Plant Based Protein:5 Meatless Recipes

Plant-Based Protein: 5 Meatless Recipes with Nutrition


How to acquire enough protein without meat may be on your mind if you want to increase the amount of plant-based meals in your diet. Fortunately, there are lots of delicious and nutritious sources of plant-based protein. Here are five vegetarian recipes that are high in plant-based protein to help you stay satiated and full.

Lentil Shepherd pie for protein:

Plant Based Protein:5 Meatless Recipes

Warming and satisfying, this hearty lentil shepherd’s pie is ideal for winter nights. In addition to being a fantastic source of protein, lentils also provide iron and fiber. Simply cook the lentils with the carrots, onions, and garlic, top with the grated sweet potato, and bake in the oven until the sweet potato is golden.


  • 1 cup (0.24 l) lentils, rinsed and drained
    – 2 cups vegetable broth
  • 2 carrots, chopped
  • 1 onion, chopped
  • 2 cloves garlic, minced
  • 2 cups mashed sweet potatoes
  • Salt and pepper to taste

2: Chickpea curry for protein diet:

Chickpea curry

A versatile bean, chickpeas can be utilized in many recipes. Thanks to the inclusion of ingredients like coconut milk, tomatoes, and spices, this chickpea curry is flavorful as well as wholesome. Give it a serving of rice for a full dinner.
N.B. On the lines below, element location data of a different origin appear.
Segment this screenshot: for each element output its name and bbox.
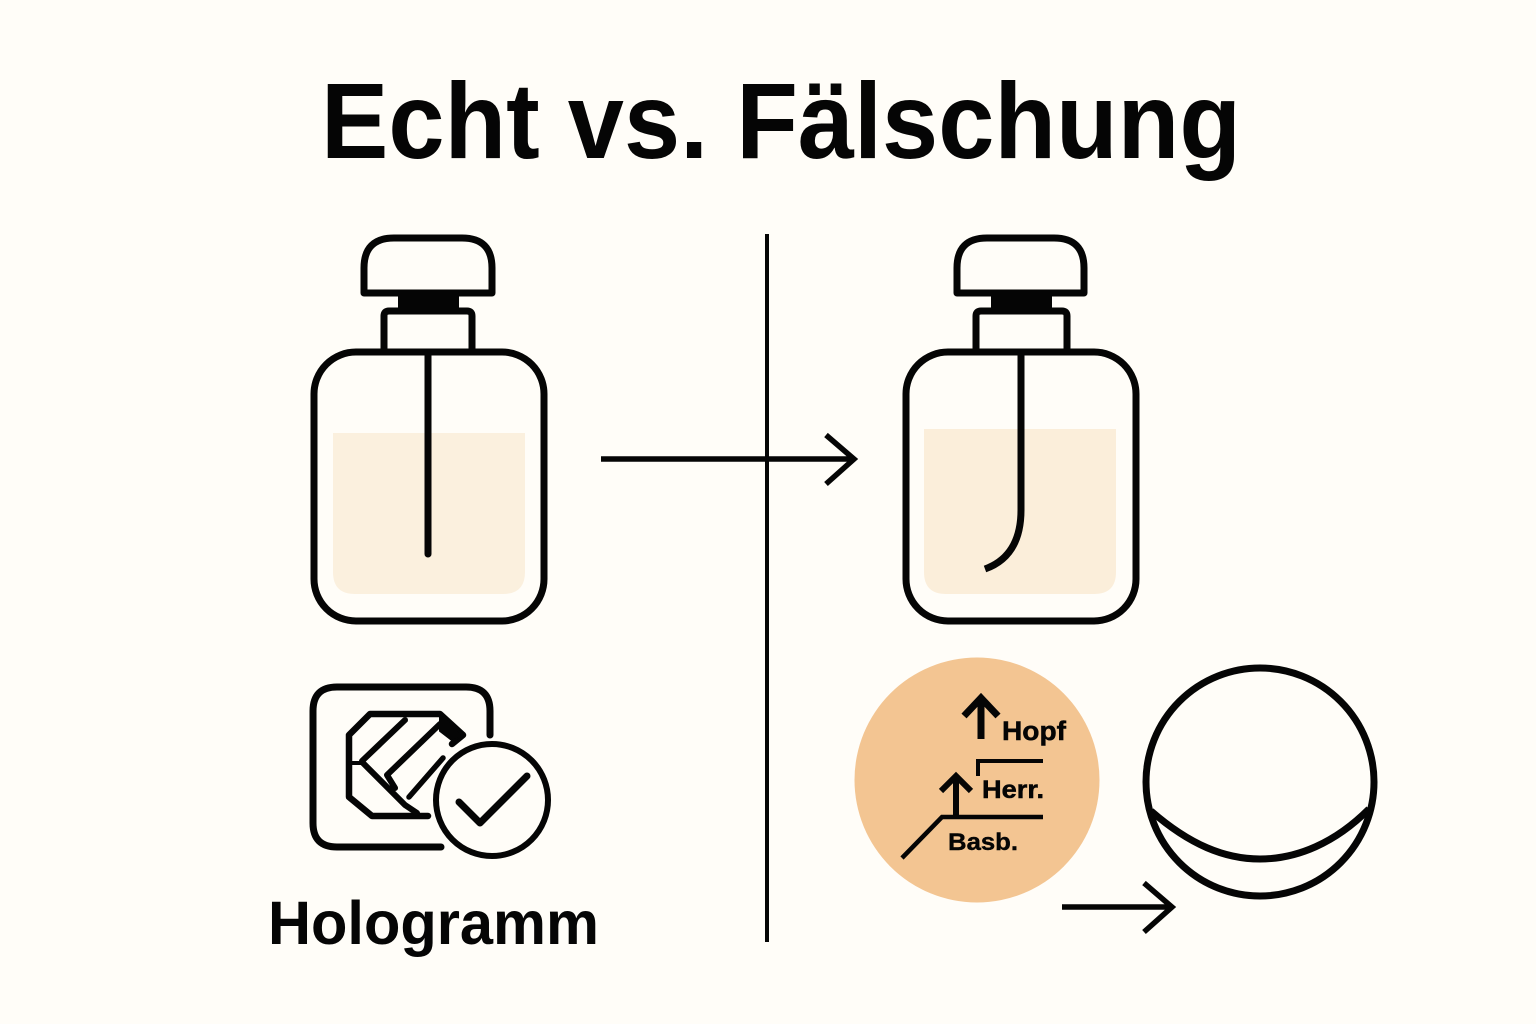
badge: orange fragrance notes circle <box>854 658 1100 902</box>
sphere crescent line <box>1151 809 1369 859</box>
genuine bottle collar <box>384 311 472 350</box>
title: Echt vs. Fälschung <box>321 60 1241 181</box>
fake bottle collar <box>976 311 1067 350</box>
fake bottle neck <box>991 295 1052 310</box>
badge background <box>854 658 1100 902</box>
icon: genuine perfume bottle <box>314 238 544 621</box>
Basb label: Basb. <box>948 829 1018 856</box>
genuine bottle body <box>314 352 544 621</box>
fake bottle liquid <box>924 429 1116 594</box>
icon: sphere with crescent <box>1146 668 1374 896</box>
genuine bottle neck <box>398 295 459 310</box>
icon: hologram with check <box>313 687 548 856</box>
hologram frame <box>313 687 490 847</box>
hologram octagon <box>349 714 463 816</box>
Hopf label: Hopf <box>1002 716 1067 746</box>
hologram dark corner <box>440 716 463 741</box>
hologram stripes <box>362 720 440 813</box>
fake bottle cap <box>957 238 1084 293</box>
arrow: badge to sphere <box>1062 883 1172 932</box>
icon: fake perfume bottle <box>906 238 1136 621</box>
genuine bottle straight tube <box>424 352 432 554</box>
genuine bottle liquid <box>333 433 525 594</box>
label: Hologramm: Hologramm <box>268 889 599 957</box>
Herr label: Herr. <box>982 776 1044 804</box>
fake bottle body <box>906 352 1136 621</box>
genuine bottle cap <box>364 238 492 293</box>
hologram left tick <box>349 761 362 765</box>
Herr arrow <box>941 776 971 815</box>
sphere outline <box>1146 668 1374 896</box>
hologram third stripe <box>409 758 443 797</box>
Basb line <box>902 817 1043 858</box>
check mark <box>459 776 527 823</box>
fake bottle bent tube <box>985 352 1021 569</box>
divider line <box>765 234 769 942</box>
arrow: genuine to fake <box>601 435 854 484</box>
check circle <box>436 744 548 856</box>
Herr bracket <box>978 761 1043 776</box>
Hopf arrow <box>964 698 998 739</box>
  • 1 can chickpeas, rinsed and drained
  • 1 can coconut milk
  • 1 can diced tomatoes
  • 1 onion, chopped
  • 2 cloves garlic, minced
  • 1 tbsp curry powder
  • Salt and pepper to taste

3: Tofu stir fry:

Plant Based Protein:5 Meatless Recipes with Nutrition

Tofu is a popular meat substitute that’s high in protein and low in fat. This tofu stir-fry is a quick and easy meal that can be customized with your favorite vegetables. Simply cook tofu with vegetables like bell peppers, broccoli, and snap peas, then season with soy sauce and sesame oil.


  • 1 block firm tofu, cubed
  • 2 cups mixed vegetables
  • 2 cloves garlic, minced
  • 1 tbsp soy sauce
  • 1 tbsp sesame oil
  • Salt and pepper to taste

4: Quinoa salad:

Plant Based Protein:5 Meatless Recipes with Nutrition

A gluten-free grain high in protein and fiber is quinoa. This quinoa salad is a light, nutritious dish perfect for summer. Combine cooked quinoa with fresh produce like avocado, cucumber and tomato before dressing it with a basic vinaigrette.


  • 1 cup cooked quinoa
  • 1 cucumber, chopped
  • 1 tomato, chopped
  • 1 avocado, chopped
  • 1/4 cup chopped fresh herbs (like parsley, cilantro, or basil)
  • 2 tbsp olive oil
  • 1 tbsp red wine vinegar
  • Salt and pepper to taste

5: Black bean tacos:

Black bean tacos


  • 1 can black beans, rinsed and drained
  • 1 onion, chopped
  • 2 cloves garlic, minced
  • Corn tortillas
  • Toppings of your choice (like salsa, avocado, and cilantro)

It’s not necessary to forgo flavor or nutrients to eat more plant-based meals. With these five protein-rich meatless recipes, you can eat delectable, satisfying meals that are healthy for the environment and you.

Why choose plant based protein?

Plant-based protein sources are becoming more popular for several reasons, including health benefits, environmental concerns, and ethical considerations. Here are some reasons why you might want to choose plant-based protein over animal protein:

  1. Health benefits: Plant-based protein is often lower in saturated fat and cholesterol than animal protein. They also contain fiber, vitamins, and minerals that are important for overall health.
  2. Environmental issues: The production of animal proteins may have an adverse effect on the environment, causing deforestation, water pollution, and greenhouse gas emissions. The production of plant-based proteins often uses fewer resources and has a reduced carbon footprint.
  3. Ethical Factors: Many people choose for a plant-based diet on ethical grounds, such as worries about animal suffering. You can lessen the demand for animal products and promote more environmentally friendly farming methods by making plant-based proteins your protein source.

Tips for incorporating more plant based protein:

If you’re interested in incorporating more plant protein into your diet, here are some tips to get started:

  1. Try different plant proteins, such as legumes (beans, lentils, peas), nuts, seeds, tofu, tempeh, and whole grains.
  2. Add plant-based protein to your meals, such as mixing chickpeas into pasta sauce or adding grilled tofu to a salad.
  3. Try meatless meals once or twice a week, such as a veggie burger or quinoa salad.
  4. Look for plant-based protein sources when eating out, such as a veggie burger or a falafel wrap.
  5. Don’t forget the bait! Adding herbs, spices, and sauces can make plant-based proteins more satisfying and flavorful.